The UK Supreme Court struck down Holyrood's recent child protection laws, even though the UK Government supports them in principle, because they might have prevented Westminster legislating in this area. This was really a re-statement of the 2017 ruling on the Miller Case. Then, the UK Supreme Court ruled that the Sewel Convention, under which Westminster is not supposed to legislate in devolved areas, was just a “convention” – legal speak for a load of b****cks. Holyrood is being very firmly put in its place.

Read more: Why Tory Brexit spells Anarchy for the UK

Now shift focus to the Northern Ireland Protocol, rightly or wrongly signed by Mr Johnson in January. What the UK Government is now saying, in effect, is that like the Sewel Convention, the Protocol was just a form of words which did not alter the fundamental sovereign relationship between Great Britain and Northern Ireland. Leaving the Court of Justice of the EU with authority over part of the UK – Northern Ireland – is therefore illegal.

It is specifically unacceptable for the EU to apply checks to trade movements between the UK and the province, yet it has in chilled meats, in medicines and other products. A supermarket lorry now has to complete 700 pages of checks, according to the boss of Marks & Spencer, Archie Norman. The UK Government claims that 20% of all border checks in the EU now take place at this border within the UK.

This was always unsustainable and tomorrow Brussels is offering regulatory concessions on freedom of movement for sausages. However, the Brexit Minister, Lord Frost, has upped the ante by drawing a big red line under the Court of Justice. It must be replaced, he says by an independent arbitration panel to restore the principle of parliamentary sovereignty. There cannot be a de facto border in the Irish Sea.

Brussels understandably says that Britain accepted a diminution of sovereignty when it agreed to the North remaining in the European Single Market. What did they expect? The European Court of Justice polices the rules of that market – on matters like gene-editing of crops. Since there is to be no border on the mainland of Ireland then the checks would have to take place in the North – even though the Protocol recognised that the province remained part of the UK.

When he signed up to the Protocol, Mr Johnson presumably hoped Brussels would eventually relax its rules, allow free movement of goods into Northern Ireland and only check goods going thence to Ireland. But that would effectively shift the de facto border to the Irish mainland, which is why the Irish Government is now crying foul. If gene-edited crops could move seamlessly into the North, how could they not move seamlessly into the Republic absent a border?

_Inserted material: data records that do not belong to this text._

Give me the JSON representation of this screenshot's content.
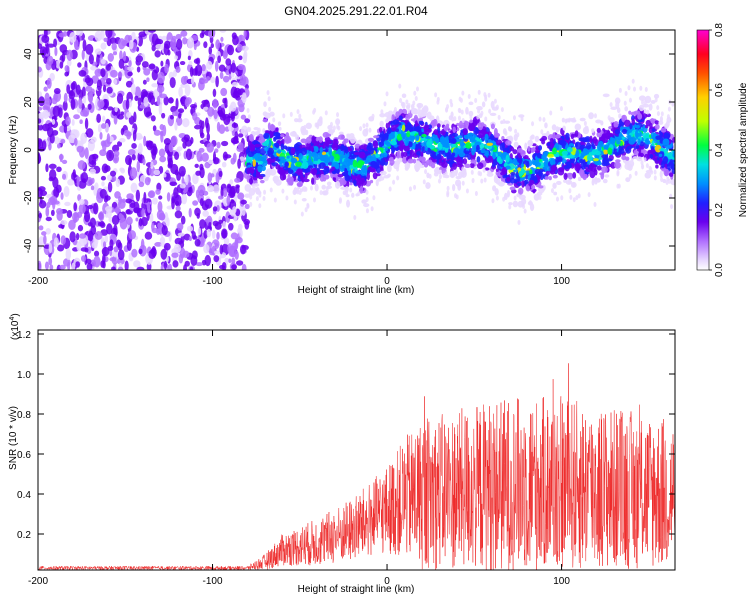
{
  "title": "GN04.2025.291.22.01.R04",
  "colors": {
    "ink": "#000000",
    "snr_line": "#ee2a2a",
    "colormap": [
      "#ffffff",
      "#e8d8ff",
      "#b070ff",
      "#6a00ee",
      "#2020ff",
      "#0090ff",
      "#00e0e0",
      "#00ff40",
      "#c0ff00",
      "#ffd000",
      "#ff5000",
      "#ff0020",
      "#ff00d0"
    ]
  },
  "chart_data": [
    {
      "type": "heatmap",
      "name": "spectrogram",
      "xlabel": "Height of straight line (km)",
      "ylabel": "Frequency (Hz)",
      "xlim": [
        -200,
        165
      ],
      "ylim": [
        -50,
        50
      ],
      "xticks": [
        "-200",
        "-100",
        "0",
        "100"
      ],
      "yticks": [
        "-40",
        "-20",
        "0",
        "20",
        "40"
      ],
      "noise_region_x": [
        -200,
        -80
      ],
      "signal_band_hz": [
        -12,
        12
      ],
      "colorbar": {
        "label": "Normalized spectral amplitude",
        "range": [
          0.0,
          0.8
        ],
        "ticks": [
          "0.0",
          "0.2",
          "0.4",
          "0.6",
          "0.8"
        ]
      }
    },
    {
      "type": "line",
      "name": "snr",
      "xlabel": "Height of straight line (km)",
      "ylabel": "SNR (10 * v/v)",
      "scale_label": "(x10",
      "scale_exp": "4",
      "scale_close": ")",
      "xlim": [
        -200,
        165
      ],
      "ylim": [
        0.02,
        1.22
      ],
      "xticks": [
        "-200",
        "-100",
        "0",
        "100"
      ],
      "yticks": [
        "0.2",
        "0.4",
        "0.6",
        "0.8",
        "1.0",
        "1.2"
      ],
      "envelope": {
        "x": [
          -200,
          -80,
          -70,
          -60,
          -40,
          -20,
          0,
          10,
          20,
          40,
          60,
          80,
          100,
          120,
          140,
          165
        ],
        "mean": [
          0.03,
          0.03,
          0.06,
          0.12,
          0.16,
          0.22,
          0.32,
          0.38,
          0.4,
          0.42,
          0.44,
          0.45,
          0.45,
          0.43,
          0.42,
          0.4
        ],
        "spread": [
          0.01,
          0.01,
          0.04,
          0.08,
          0.12,
          0.16,
          0.22,
          0.3,
          0.38,
          0.4,
          0.44,
          0.44,
          0.44,
          0.42,
          0.4,
          0.38
        ]
      }
    }
  ]
}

A protest against the so-called Irish Sea border

A protest against the so-called Irish Sea border


And so it goes on. Rather like Schleswig-Holstein, there is no legal answer to this question, only a political one. The anomaly arose because of another constitutional innovation of devolution: the Good Friday Agreement of 1998, which ended the Troubles by merging the economies of North and South. It does not actually say there should be no trade border between the North and the Republic. It didn't think it was necessary, since both the UK and the Republic were both in the borderless EU single market. As in Scotland in 2014, no one in their right minds thought that the UK would leave the European Union.

Then came Brexit, and we are where we are. Brussels may have hoped that the Brits would eventually accept the rules of the single market for an easy life. But that isn't going to happen. In the past, such disputes were resolved by force of arms. Nowadays, we rely on jaw-jaw. But it's going to be a long one.